Le 6 octobre dernier, le président français rencontrait le président d’Apple à Paris. Doit-on y voir un rendez-vous d’affaires ou une réunion de chefs d’Etat ?
En 1967, le journaliste Jean-Jacques Servan-Schreiber publiait Le défi américain, un bestseller en France et aux Etats-Unis. Le Français observait dans son ouvrage que les grands groupes américains — IBM, Ford ou Boeing à l’époque — étaient plus puissants que certains Etats européens. Il en concluait que l’Union Européenne devait se renforcer et adopter des projets communs. L’avionneur Airbus, une coopération entre la France, l’Allemagne de l’Ouest et le Royaume-Uni, vit le jour en 1970 mais depuis lors, pas grand-chose. Le même livre pourrait être écrit aujourd’hui avec Emmanuel Macron dans le rôle de Servan-Schreiber, à la suite de sa rencontre avec Tim Cook, le président d’Apple.
Apple est un empire mondial, dont nul sur la planète ne peut se passer. C’est un monopole qui accompagne notre vie quotidienne, oriente notre existence et lit dans nos pensées. Comme Google, Facebook et Amazon, Apple a asphyxié toutes les plateformes concurrentes.
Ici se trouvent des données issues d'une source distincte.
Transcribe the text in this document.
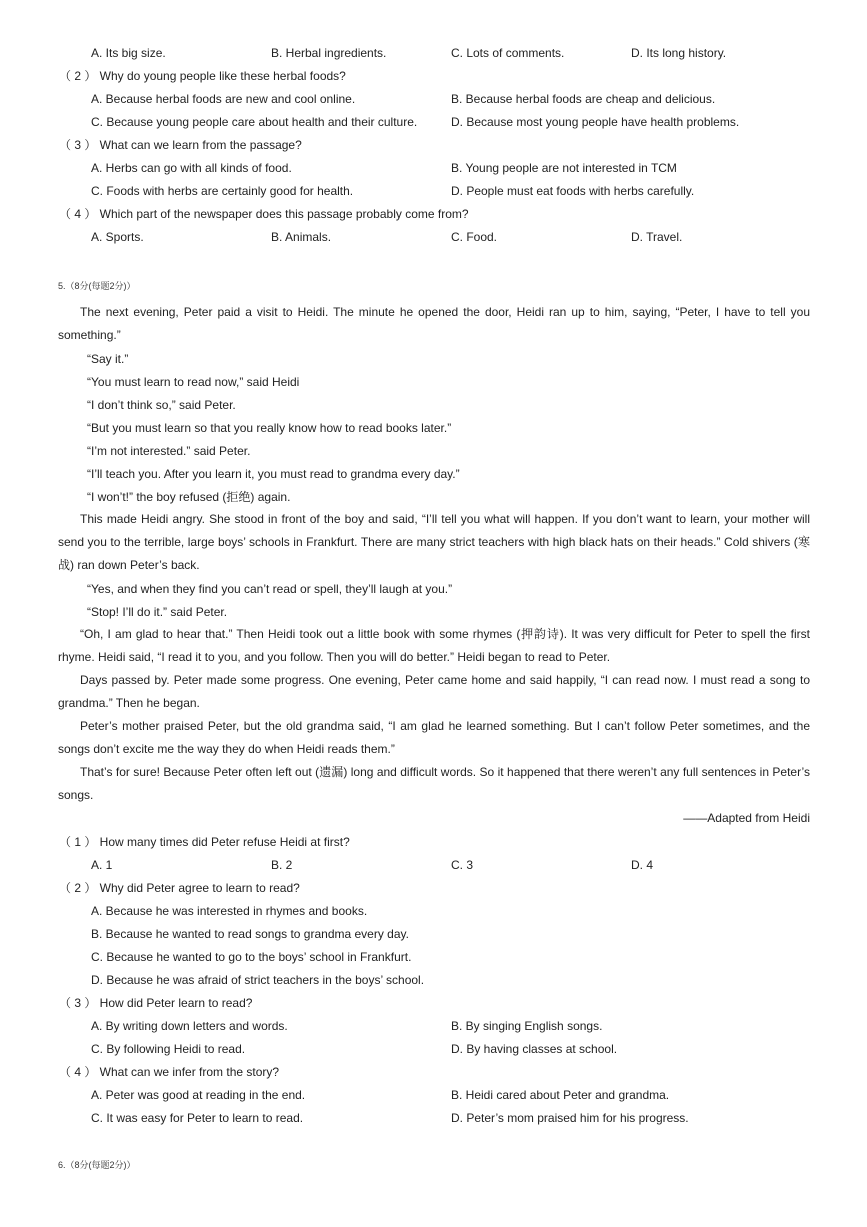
A. Its big size.	B. Herbal ingredients.	C. Lots of comments.	D. Its long history.
（ 2 ） Why do young people like these herbal foods?
A. Because herbal foods are new and cool online.	B. Because herbal foods are cheap and delicious.
C. Because young people care about health and their culture.	D. Because most young people have health problems.
（ 3 ） What can we learn from the passage?
A. Herbs can go with all kinds of food.	B. Young people are not interested in TCM
C. Foods with herbs are certainly good for health.	D. People must eat foods with herbs carefully.
（ 4 ） Which part of the newspaper does this passage probably come from?
A. Sports.	B. Animals.	C. Food.	D. Travel.
5.（8分(每题2分)）
The next evening, Peter paid a visit to Heidi. The minute he opened the door, Heidi ran up to him, saying, “Peter, I have to tell you something.”
“Say it.”
“You must learn to read now,” said Heidi
“I don’t think so,” said Peter.
“But you must learn so that you really know how to read books later.”
“I’m not interested.” said Peter.
“I’ll teach you. After you learn it, you must read to grandma every day.”
“I won’t!” the boy refused (拒绝) again.
This made Heidi angry. She stood in front of the boy and said, “I’ll tell you what will happen. If you don’t want to learn, your mother will send you to the terrible, large boys’ schools in Frankfurt. There are many strict teachers with high black hats on their heads.” Cold shivers (寒战) ran down Peter’s back.
“Yes, and when they find you can’t read or spell, they’ll laugh at you.”
“Stop! I’ll do it.” said Peter.
“Oh, I am glad to hear that.” Then Heidi took out a little book with some rhymes (押韵诗). It was very difficult for Peter to spell the first rhyme. Heidi said, “I read it to you, and you follow. Then you will do better.” Heidi began to read to Peter.
Days passed by. Peter made some progress. One evening, Peter came home and said happily, “I can read now. I must read a song to grandma.” Then he began.
Peter’s mother praised Peter, but the old grandma said, “I am glad he learned something. But I can’t follow Peter sometimes, and the songs don’t excite me the way they do when Heidi reads them.”
That’s for sure! Because Peter often left out (遗漏) long and difficult words. So it happened that there weren’t any full sentences in Peter’s songs.
——Adapted from Heidi
（ 1 ） How many times did Peter refuse Heidi at first?
A. 1	B. 2	C. 3	D. 4
（ 2 ） Why did Peter agree to learn to read?
A. Because he was interested in rhymes and books.
B. Because he wanted to read songs to grandma every day.
C. Because he wanted to go to the boys’ school in Frankfurt.
D. Because he was afraid of strict teachers in the boys’ school.
（ 3 ） How did Peter learn to read?
A. By writing down letters and words.	B. By singing English songs.
C. By following Heidi to read.	D. By having classes at school.
（ 4 ） What can we infer from the story?
A. Peter was good at reading in the end.	B. Heidi cared about Peter and grandma.
C. It was easy for Peter to learn to read.	D. Peter’s mom praised him for his progress.
6.（8分(每题2分)）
Les utilisateurs et employés d’Apple, venus de toutes les nations, ont adopté une identité nouvelle, les « Appleites« .
Les Européens qui ont raté ce virage technologique ont peu de moyens de rétorquer : Macron souhaiterait qu’Apple paye enfin des impôts et crée plus d’emplois en France. Apple doit annoncer prochainement son implantation à la Station F, l’incubateur inauguré cet été dans le XIIIe arrondissement. Mais si trop d’impôts sont exigés d’Apple, l’entreprise boudera la France. Emmanuel Macron et Tim Cook, au terme de leur réunion, ont fait bonne figure. Le dialogue a été « constructif », affirme l’Elysée. « La discussion va se poursuivre. » Mais Macron n’ira pas bien loin et l’Europe, même unie, n’arrachera pas à Apple plus qu’une amende pour abus de monopole.
Il n’y aura probablement jamais d’Apple européen et peut-être les membre de l’U.E. devraient-ils prendre acte des nouveaux rapports de force avec les entreprises mondiales. Les Etats européens devraient se concentrer sur ce qu’ils savent faire et que le GAFA [Google, Apple, Facebook, Amazon] ne font pas — assurer la sécurité des citoyens et leur solidarité —, et laisser aux entrepreneurs le soin d’innover et de produire. Il n’est pas certain que se mêler de la création de start-up, une passion chez Macron, soit le rôle de l’Etat ni même de quelque utilité. Aussi innovant soit-il, tout créateur français de start-up ne rêve que de se vendre à Apple ou à Google.